Scalable data storage design for nonstationary iot environment with adaptive security and reliability

Abstract

Internet-of-Things (IoT) environment has a dynamic nature with high risks of confidentiality, integrity, and availability violations. The loss of information, denial of access, information leakage, collusion, technical failures, and data security breaches are difficult to predict and anticipate in advance. These types of nonstationarity are one of the main issues in the design of the reliable IoT infrastructure capable of mitigating their consequences. It is not sufficient to propose solutions for a given scenario, but mechanisms to adapt the current solution to changes in the environment. In this article, we present a multicloud storage architecture called WA-MRC-RRNS that combines the weighted access scheme, threshold secret sharing, and redundant residue number system with multiple failure detection/recovery mechanisms and homomorphic ciphers.
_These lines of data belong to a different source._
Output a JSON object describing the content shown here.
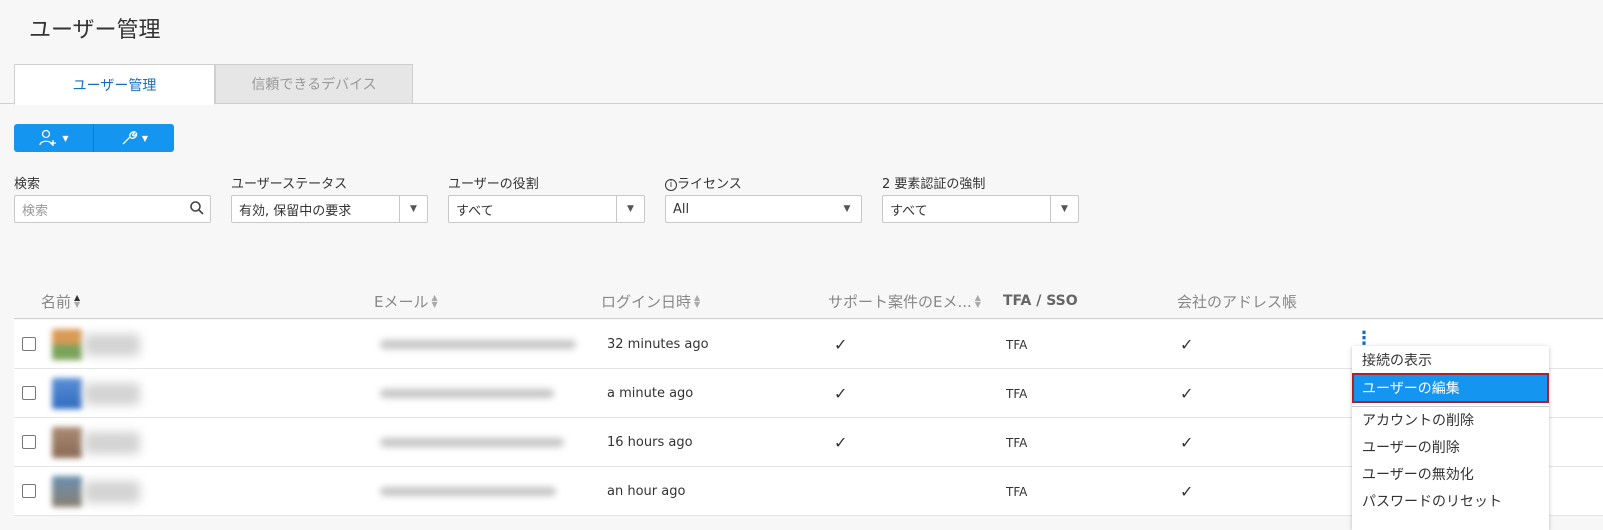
{
  "page": {
    "title": "ユーザー管理"
  },
  "tabs": [
    {
      "label": "ユーザー管理",
      "active": true
    },
    {
      "label": "信頼できるデバイス",
      "active": false
    }
  ],
  "toolbar": {
    "add_user_icon": "add-user-icon",
    "tools_icon": "wrench-icon",
    "accent_color": "#1496f0"
  },
  "filters": {
    "search": {
      "label": "検索",
      "placeholder": "検索"
    },
    "status": {
      "label": "ユーザーステータス",
      "value": "有効, 保留中の要求"
    },
    "role": {
      "label": "ユーザーの役割",
      "value": "すべて"
    },
    "license": {
      "label": "ライセンス",
      "value": "All"
    },
    "tfa": {
      "label": "2 要素認証の強制",
      "value": "すべて"
    }
  },
  "table": {
    "columns": [
      "名前",
      "Eメール",
      "ログイン日時",
      "サポート案件のEメ...",
      "TFA / SSO",
      "会社のアドレス帳"
    ],
    "rows": [
      {
        "login": "32 minutes ago",
        "support": "✓",
        "tfa": "TFA",
        "addressbook": "✓"
      },
      {
        "login": "a minute ago",
        "support": "✓",
        "tfa": "TFA",
        "addressbook": "✓"
      },
      {
        "login": "16 hours ago",
        "support": "✓",
        "tfa": "TFA",
        "addressbook": "✓"
      },
      {
        "login": "an hour ago",
        "support": "",
        "tfa": "TFA",
        "addressbook": "✓"
      }
    ]
  },
  "context_menu": {
    "items": [
      "接続の表示",
      "ユーザーの編集",
      "アカウントの削除",
      "ユーザーの削除",
      "ユーザーの無効化",
      "パスワードのリセット"
    ],
    "selected": "ユーザーの編集"
  }
}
We provide a theoretical analysis of the probability of information loss, data redundancy, speed of encoding/decoding, and show how to dynamically configure parameters to cope with different objective preferences, workloads, and cloud properties. We propose a multiobjective optimization mechanism to adjust redundancy, encryption-decryption speed, and data loss probability. Comprehensive experimental analysis with real data shows that our approach provides a secure way to mitigate the uncertainty of the use of untrusted and not reliable IoT infrastructure.